Burlington Free Press, May 16, 2003

By Sue Robinson
Free Press Staff Writer

COLCHESTER -- The state's two largest electric utilities patted themselves on the back at their annual meetings for stellar earnings in 2002, and promised more cost cutting in the next year.

Central Vermont Public Service pledged last week it would continue to freeze electric rates for its 143,000 customers for another four years. Green Mountain Power Corp. declined to go that far in its meeting Thursday, but did say it would probably not need to raise rates through 2004 for its 88,000 customers.

Gov.
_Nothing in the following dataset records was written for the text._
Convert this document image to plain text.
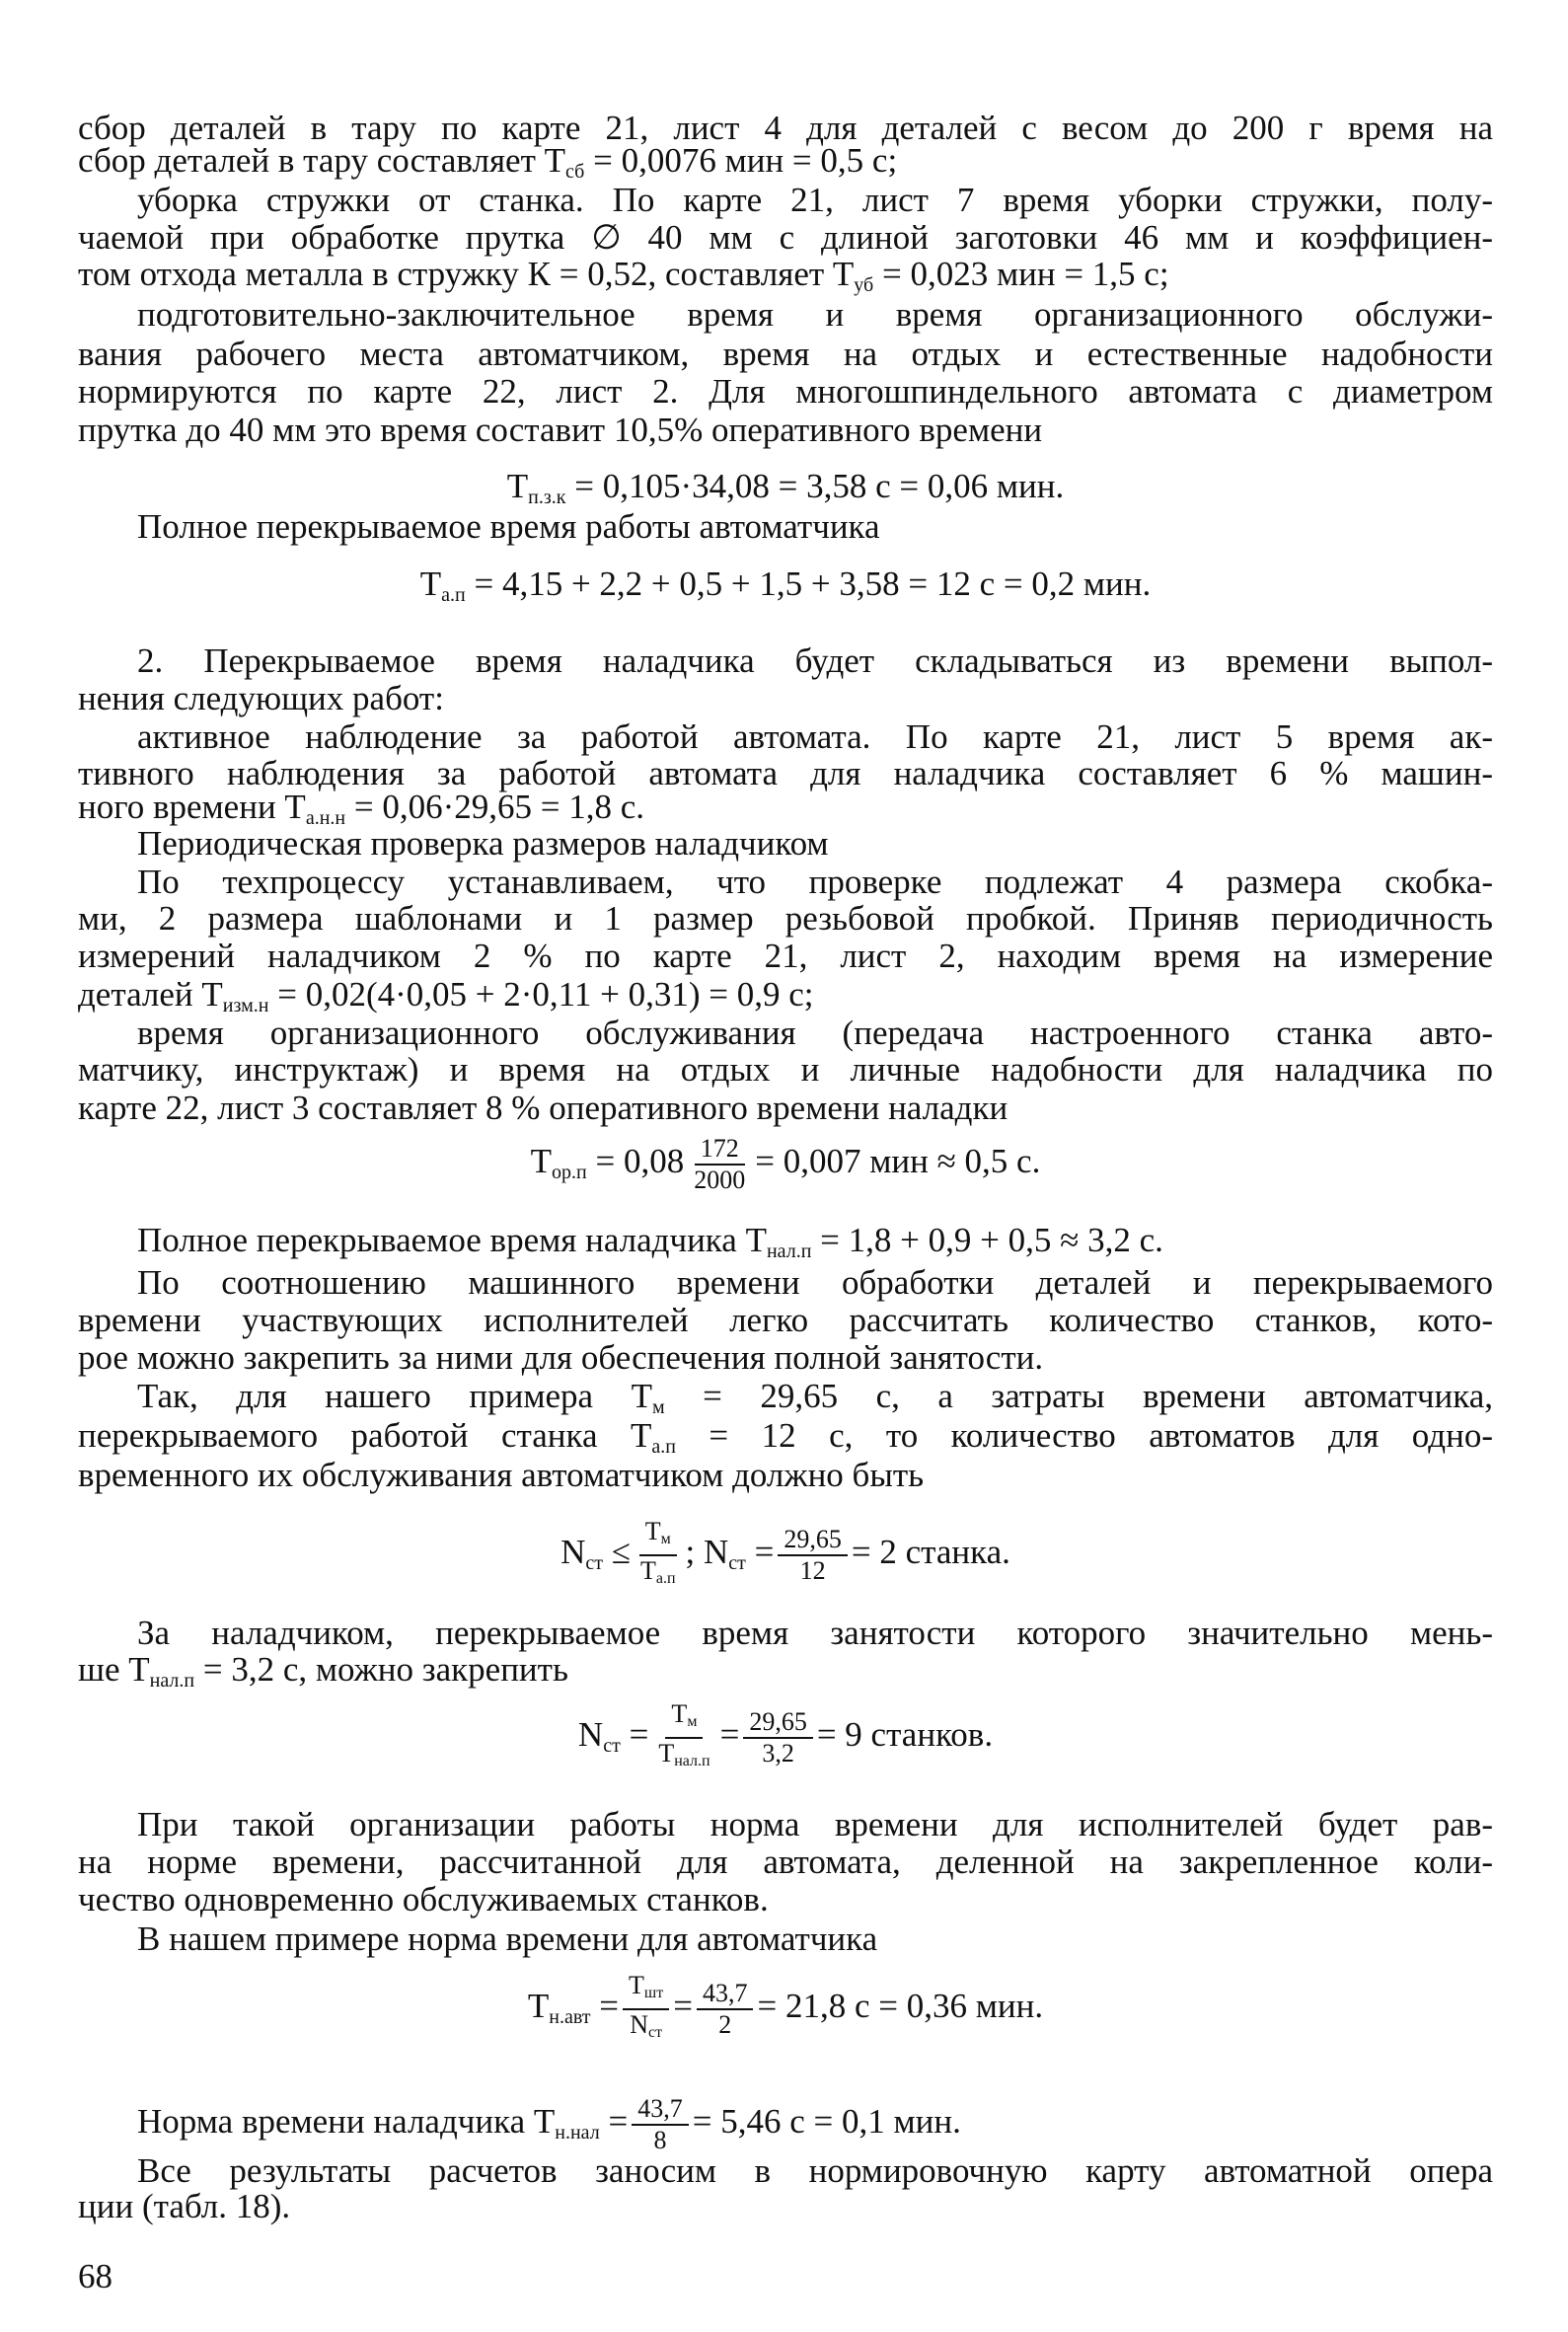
сбор деталей в тару по карте 21, лист 4 для деталей с весом до 200 г время на
сбор деталей в тару составляет $T_{сб} = 0,0076$ мин = 0,5 с;
уборка стружки от станка. По карте 21, лист 7 время уборки стружки, полу-
чаемой при обработке прутка ∅ 40 мм с длиной заготовки 46 мм и коэффициен-
том отхода металла в стружку К = 0,52, составляет $T_{уб} = 0,023$ мин = 1,5 с;
подготовительно-заключительное время и время организационного обслужи-
вания рабочего места автоматчиком, время на отдых и естественные надобности
нормируются по карте 22, лист 2. Для многошпиндельного автомата с диаметром
прутка до 40 мм это время составит 10,5% оперативного времени
$T_{п.з.к} = 0,105\cdot 34,08 = 3,58$ с = 0,06 мин.
Полное перекрываемое время работы автоматчика
$T_{а.п} = 4,15 + 2,2 + 0,5 + 1,5 + 3,58 = 12$ с = 0,2 мин.
2. Перекрываемое время наладчика будет складываться из времени выпол-
нения следующих работ:
активное наблюдение за работой автомата. По карте 21, лист 5 время ак-
тивного наблюдения за работой автомата для наладчика составляет 6 % машин-
ного времени $T_{а.н.н} = 0,06\cdot 29,65 = 1,8$ с.
Периодическая проверка размеров наладчиком
По техпроцессу устанавливаем, что проверке подлежат 4 размера скобка-
ми, 2 размера шаблонами и 1 размер резьбовой пробкой. Приняв периодичность
измерений наладчиком 2 % по карте 21, лист 2, находим время на измерение
деталей $T_{изм.н} = 0,02(4\cdot 0,05 + 2\cdot 0,11 + 0,31) = 0,9$ с;
время организационного обслуживания (передача настроенного станка авто-
матчику, инструктаж) и время на отдых и личные надобности для наладчика по
карте 22, лист 3 составляет 8 % оперативного времени наладки
$T_{ор.п} = 0,08 \frac{172}{2000} = 0,007$ мин ≈ 0,5 с.
Полное перекрываемое время наладчика $T_{нал.п} = 1,8 + 0,9 + 0,5 \approx 3,2$ с.
По соотношению машинного времени обработки деталей и перекрываемого
времени участвующих исполнителей легко рассчитать количество станков, кото-
рое можно закрепить за ними для обеспечения полной занятости.
Так, для нашего примера $T_м = 29,65$ с, а затраты времени автоматчика,
перекрываемого работой станка $T_{а.п} = 12$ с, то количество автоматов для одно-
временного их обслуживания автоматчиком должно быть
$N_{ст} \le \frac{T_м}{T_{а.п}}$ ; $N_{ст} = \frac{29,65}{12} = 2$ станка.
За наладчиком, перекрываемое время занятости которого значительно мень-
ше $T_{нал.п} = 3,2$ с, можно закрепить
$N_{ст} = \frac{T_м}{T_{нал.п}} = \frac{29,65}{3,2} = 9$ станков.
При такой организации работы норма времени для исполнителей будет рав-
на норме времени, рассчитанной для автомата, деленной на закрепленное коли-
чество одновременно обслуживаемых станков.
В нашем примере норма времени для автоматчика
$T_{н.авт} = \frac{T_{шт}}{N_{ст}} = \frac{43,7}{2} = 21,8$ с = 0,36 мин.
Норма времени наладчика $T_{н.нал} = \frac{43,7}{8} = 5,46$ с = 0,1 мин.
Все результаты расчетов заносим в нормировочную карту автоматной опера
ции (табл. 18).
68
Jim Douglas spoke at both meetings, criticizing the state's electric rates, which are 35 percent higher than the national average, but praising the companies' financial solvency.

"This is the end of a very rough road that this and other electric utilities have trod over the last few years,"
Douglas said at the GMP meeting. "Now we've got to find ways to reduce our electric costs if we are going to remain competitive."

Both utilities last received rate increases in 2001: CVPS got 3.9 percent; GMP, 3.4 percent. At the time, the companies told state regulators that the increases were crucial to their financial well-being.

Much has changed, in part because of the rate increases and in part because of massive restructuring at both utilities that included staff reductions. Both companies shaved millions of dollars in operating costs.

In 2002, CVPS reported $19.8 million in net earnings, or $1.56 per share, compared to $2.4 million, or 6 cents per share, in 2001. Its stock price began 2002 at $16.70 per share and closed Thursday at $18.21, up 11 cents.

GMP reported $11.4 million in net earnings, or $1.98 per share, compared to $10.7 million, or $1.85 per share, the year before. Its stock started 2002 at $18.65 per share, and closed Thursday at $21.17, down 13 cents.

Company executives said the cost cutting is not over. For example, GMP CEO and President Chris Dutton suggested the state's utilities consolidate their service areas through asset swapping or shared maintenance contracts.

In addition, the utilities completed the sale of the nuclear plant, Vermont Yankee, a move expected to save customers more than $80 million over the next decade.

"What they have done over the past few years is outstanding. We would like to see them continue what they are doing," said Tim Shea, vice president of the Lake Champlain Chamber of Commerce.